咲にとっては堂上や小牧の方がよかったが、どうしようもないだろう。
(柴崎三正のことだから。)
「こっちです。」
エンジンまでかけてスタンバイOKだ。
手塚が運転席に飛び乗り、咲に端末と布テープを渡す。
シートベルトをつけたら即発進だ。
ちょうどその時、通用口からは言ってくるパトカーとすれ違った。
咲が軽く会釈すると、平賀が手を挙げて応じた。
「・・・誰の策だ。」
手塚の声は不機嫌も絶頂だ。
だから堂上か小牧が良かったのだ。
写真を見つけて夜中に呼びだした時の柴崎よりも、もしかしたら不機嫌かもしれない。
「何のことですか。」
「とぼけんな!」
激しい怒号とともに、ハンドルを殴るが、咲は反応しない。
この人に自分自身を殴られるくらいの覚悟はできていた。
「歩行者が」
「黙れ!
誰の策かと聞いているんだ!」
運転はきわめて荒い。
着信があり、咲は手塚を無視して電話に出た。
「はい、空太刀。
やはりフェイクでしたか。
ええ、もちろん発信器の方に向かっています。
運転は荒いから死にそうですけど。
・・・分かりました。
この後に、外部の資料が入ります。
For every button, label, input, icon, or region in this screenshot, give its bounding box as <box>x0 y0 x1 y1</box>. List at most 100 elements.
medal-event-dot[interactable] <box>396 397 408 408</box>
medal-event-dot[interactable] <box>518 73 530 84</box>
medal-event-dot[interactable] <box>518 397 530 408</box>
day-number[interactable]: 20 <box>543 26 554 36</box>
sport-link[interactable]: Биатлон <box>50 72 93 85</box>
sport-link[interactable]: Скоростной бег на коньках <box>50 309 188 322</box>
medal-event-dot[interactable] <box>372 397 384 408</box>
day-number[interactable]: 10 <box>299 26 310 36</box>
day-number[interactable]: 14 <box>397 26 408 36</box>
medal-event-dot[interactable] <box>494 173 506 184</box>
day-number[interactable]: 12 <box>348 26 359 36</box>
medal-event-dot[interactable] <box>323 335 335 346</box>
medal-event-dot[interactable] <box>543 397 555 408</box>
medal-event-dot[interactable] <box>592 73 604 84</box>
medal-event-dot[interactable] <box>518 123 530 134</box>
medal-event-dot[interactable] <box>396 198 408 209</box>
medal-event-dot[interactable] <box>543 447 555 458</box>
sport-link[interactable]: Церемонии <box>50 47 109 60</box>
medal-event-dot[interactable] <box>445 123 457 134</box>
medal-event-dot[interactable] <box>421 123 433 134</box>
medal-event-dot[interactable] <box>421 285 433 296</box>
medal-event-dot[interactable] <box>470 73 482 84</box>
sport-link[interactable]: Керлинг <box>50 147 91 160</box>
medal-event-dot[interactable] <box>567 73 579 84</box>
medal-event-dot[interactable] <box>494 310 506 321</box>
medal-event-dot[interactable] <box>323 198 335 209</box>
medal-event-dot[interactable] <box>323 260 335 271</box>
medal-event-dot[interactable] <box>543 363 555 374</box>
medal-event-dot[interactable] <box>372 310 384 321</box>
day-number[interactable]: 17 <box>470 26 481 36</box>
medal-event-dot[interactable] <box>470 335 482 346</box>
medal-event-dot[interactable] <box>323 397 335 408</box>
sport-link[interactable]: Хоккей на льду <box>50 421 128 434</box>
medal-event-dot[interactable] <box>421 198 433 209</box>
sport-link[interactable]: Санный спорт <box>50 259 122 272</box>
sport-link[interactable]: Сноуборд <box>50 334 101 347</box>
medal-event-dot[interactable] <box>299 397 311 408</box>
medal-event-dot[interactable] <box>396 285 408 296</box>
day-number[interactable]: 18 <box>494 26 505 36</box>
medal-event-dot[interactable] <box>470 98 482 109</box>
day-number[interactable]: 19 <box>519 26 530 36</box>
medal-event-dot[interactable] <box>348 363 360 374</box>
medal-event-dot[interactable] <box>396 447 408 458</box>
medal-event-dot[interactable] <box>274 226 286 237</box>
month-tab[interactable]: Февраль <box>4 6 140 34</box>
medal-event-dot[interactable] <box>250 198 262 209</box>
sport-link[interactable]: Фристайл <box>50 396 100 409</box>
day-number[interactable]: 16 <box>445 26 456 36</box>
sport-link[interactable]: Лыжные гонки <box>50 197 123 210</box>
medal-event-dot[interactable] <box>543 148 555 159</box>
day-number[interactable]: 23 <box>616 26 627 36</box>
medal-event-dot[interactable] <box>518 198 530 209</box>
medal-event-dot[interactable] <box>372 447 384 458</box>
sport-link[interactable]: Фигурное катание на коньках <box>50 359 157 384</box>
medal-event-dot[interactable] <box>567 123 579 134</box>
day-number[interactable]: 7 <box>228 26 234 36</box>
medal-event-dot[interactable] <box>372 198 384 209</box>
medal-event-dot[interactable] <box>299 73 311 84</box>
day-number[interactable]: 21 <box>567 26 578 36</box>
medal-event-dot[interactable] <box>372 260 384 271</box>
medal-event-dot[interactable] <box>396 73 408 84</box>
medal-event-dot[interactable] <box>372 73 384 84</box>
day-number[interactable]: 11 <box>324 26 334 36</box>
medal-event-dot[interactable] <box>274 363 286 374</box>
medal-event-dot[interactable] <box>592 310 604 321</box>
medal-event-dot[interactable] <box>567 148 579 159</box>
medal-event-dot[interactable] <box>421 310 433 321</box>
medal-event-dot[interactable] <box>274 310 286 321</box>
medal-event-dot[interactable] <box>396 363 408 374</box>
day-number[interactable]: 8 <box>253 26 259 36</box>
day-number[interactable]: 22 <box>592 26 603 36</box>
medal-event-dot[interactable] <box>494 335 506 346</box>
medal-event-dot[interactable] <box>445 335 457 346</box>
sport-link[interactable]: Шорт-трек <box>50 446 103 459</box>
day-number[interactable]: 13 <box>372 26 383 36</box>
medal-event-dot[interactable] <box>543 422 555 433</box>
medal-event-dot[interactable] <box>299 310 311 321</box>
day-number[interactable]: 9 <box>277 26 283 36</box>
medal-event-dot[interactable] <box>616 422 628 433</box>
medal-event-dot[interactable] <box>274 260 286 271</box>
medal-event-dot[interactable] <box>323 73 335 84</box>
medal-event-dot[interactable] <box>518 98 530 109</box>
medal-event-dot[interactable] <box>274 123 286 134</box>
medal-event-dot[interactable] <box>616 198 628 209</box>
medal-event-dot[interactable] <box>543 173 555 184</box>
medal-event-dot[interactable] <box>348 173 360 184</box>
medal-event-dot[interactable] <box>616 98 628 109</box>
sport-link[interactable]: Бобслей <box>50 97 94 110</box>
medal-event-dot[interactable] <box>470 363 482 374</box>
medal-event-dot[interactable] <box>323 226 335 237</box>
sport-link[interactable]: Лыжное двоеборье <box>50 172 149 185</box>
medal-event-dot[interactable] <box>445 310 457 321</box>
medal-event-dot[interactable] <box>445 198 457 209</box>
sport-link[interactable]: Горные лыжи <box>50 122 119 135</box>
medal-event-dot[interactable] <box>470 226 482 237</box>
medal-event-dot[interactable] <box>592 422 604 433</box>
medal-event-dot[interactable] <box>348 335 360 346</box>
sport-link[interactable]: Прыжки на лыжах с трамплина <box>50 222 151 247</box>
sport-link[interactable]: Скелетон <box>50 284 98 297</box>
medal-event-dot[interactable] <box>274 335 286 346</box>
」
咲は携帯をスピーカーモードに切り替える。
『手塚、いいか。』
聞こえるのは堂上の声だ。
『もうひとつあった住所はフェイクだ。
そっちしかない、くれぐれも事故るなよ!』
「ッ!!
分かってます!」
思わず怒鳴る。
『それから、これは柴崎の策だか』
言葉が途切れた。
通話を終了したのだ。
咲が。
それでも、続いたであろう言葉は予想できた。
(柴崎の策だから、空太刀にあたるな。)
「人いないですから、無視していきましょう。」
赤信号を顎でしゃくる。
「・・・わる」
「悪くない。
急いでください、ミニバンに乗った王子様。」
真っ直ぐ前を見た顔が、車道に据えられた街頭のせいでオレンジ色に見える。
それでも分かる、顔色の悪さ。
目の下の隈も濃い。
水島を引きうけてくれたと聞いた。
こう見えて柴崎にずいぶん懐いている彼女のことだ。
何としてでも解決したかったに違いない。
それこそ、寝ずに様子を見張るくらいはやっていただろう。
携帯を握る細い手は白くなっていた。
「大好きな柴崎三正、助けなきゃ。」
自分に言い聞かせるように呟かれた声に、手塚は、ああ、と答えた。